Make a symbolic link to the location where clustering occurred.
1. Generate a list of smiles for the known compounds. The most simple way to do this is to download them from ZINC. For the Mu opioid receptor (OPRM1) for instance, go here: ZINC15 Genes
2. Generate Fingerprints for the known compounds. Run the following script written by TEB and JKL. The inputs are name of the knowns file and the name of the output fingerprint file.
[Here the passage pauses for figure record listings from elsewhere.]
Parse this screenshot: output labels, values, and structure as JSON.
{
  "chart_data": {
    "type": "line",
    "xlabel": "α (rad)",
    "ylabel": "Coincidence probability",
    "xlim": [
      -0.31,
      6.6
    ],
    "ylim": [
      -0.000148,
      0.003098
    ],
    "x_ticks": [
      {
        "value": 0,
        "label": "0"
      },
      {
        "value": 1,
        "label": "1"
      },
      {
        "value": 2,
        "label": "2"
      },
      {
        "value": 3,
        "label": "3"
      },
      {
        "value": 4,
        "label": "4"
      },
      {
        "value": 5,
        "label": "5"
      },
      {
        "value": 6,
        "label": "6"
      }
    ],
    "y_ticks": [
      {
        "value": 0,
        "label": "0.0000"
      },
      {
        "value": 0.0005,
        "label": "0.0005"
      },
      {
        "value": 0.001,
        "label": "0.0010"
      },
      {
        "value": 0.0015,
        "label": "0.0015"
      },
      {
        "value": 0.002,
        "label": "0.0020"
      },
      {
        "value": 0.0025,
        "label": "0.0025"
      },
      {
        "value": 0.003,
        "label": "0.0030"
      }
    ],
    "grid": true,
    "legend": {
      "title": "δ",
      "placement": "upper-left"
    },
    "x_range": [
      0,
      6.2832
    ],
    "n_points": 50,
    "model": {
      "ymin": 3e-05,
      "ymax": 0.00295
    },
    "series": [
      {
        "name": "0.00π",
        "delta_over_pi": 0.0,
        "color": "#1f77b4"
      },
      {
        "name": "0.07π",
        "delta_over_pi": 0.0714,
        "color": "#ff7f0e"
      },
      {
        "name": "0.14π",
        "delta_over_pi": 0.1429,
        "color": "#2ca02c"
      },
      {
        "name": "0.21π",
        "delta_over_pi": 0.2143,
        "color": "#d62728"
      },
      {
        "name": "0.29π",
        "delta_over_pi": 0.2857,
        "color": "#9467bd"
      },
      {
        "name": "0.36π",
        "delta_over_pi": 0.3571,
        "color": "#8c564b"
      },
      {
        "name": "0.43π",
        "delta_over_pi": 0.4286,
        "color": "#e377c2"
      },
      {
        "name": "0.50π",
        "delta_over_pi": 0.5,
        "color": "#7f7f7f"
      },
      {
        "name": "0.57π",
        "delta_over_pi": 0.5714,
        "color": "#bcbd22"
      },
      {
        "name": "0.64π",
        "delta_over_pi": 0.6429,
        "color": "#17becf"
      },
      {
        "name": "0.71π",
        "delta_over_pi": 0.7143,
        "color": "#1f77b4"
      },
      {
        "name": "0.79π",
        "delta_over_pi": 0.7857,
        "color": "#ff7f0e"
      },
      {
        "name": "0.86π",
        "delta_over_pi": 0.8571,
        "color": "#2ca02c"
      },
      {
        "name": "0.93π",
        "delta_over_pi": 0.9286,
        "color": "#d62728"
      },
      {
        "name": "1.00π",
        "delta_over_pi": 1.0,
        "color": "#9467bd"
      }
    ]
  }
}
python ~jklyu/zzz.github/ChemInfTools/utils/teb_chemaxon_cheminf_tools/generate_chemaxon_fingerprints.py knowns_list.smi knowns
3. Convert the fingerprints from binary to unsigned integers. Run the following script written by TEB and JKL. The inputs are the bitstrings generated from the above script, the smiles file used to generate the above script, and the prefix of the output file. You will need to do this for the knowns and the clusterheads that were calculated in the previous tutorial: Processing Results from LSD
python ~jklyu/zzz.github/ChemInfTools/utils/convert_fp_2_fp_in_16unit/convert_fp_2_fp_in_uint16 knowns.fp knowns.fp knowns_list.smi knowns python ~jklyu/zzz.github/ChemInfTools/utils/convert_fp_2_fp_in_16unit/convert_fp_2_fp_in_uint16 extract_all.topN.sort.uniq.fp extract_all.topN.zincid.sort.uniq.smi topN_clusterhead
4. Calculate an all by all TC matrix for the knowns against the clusterheads.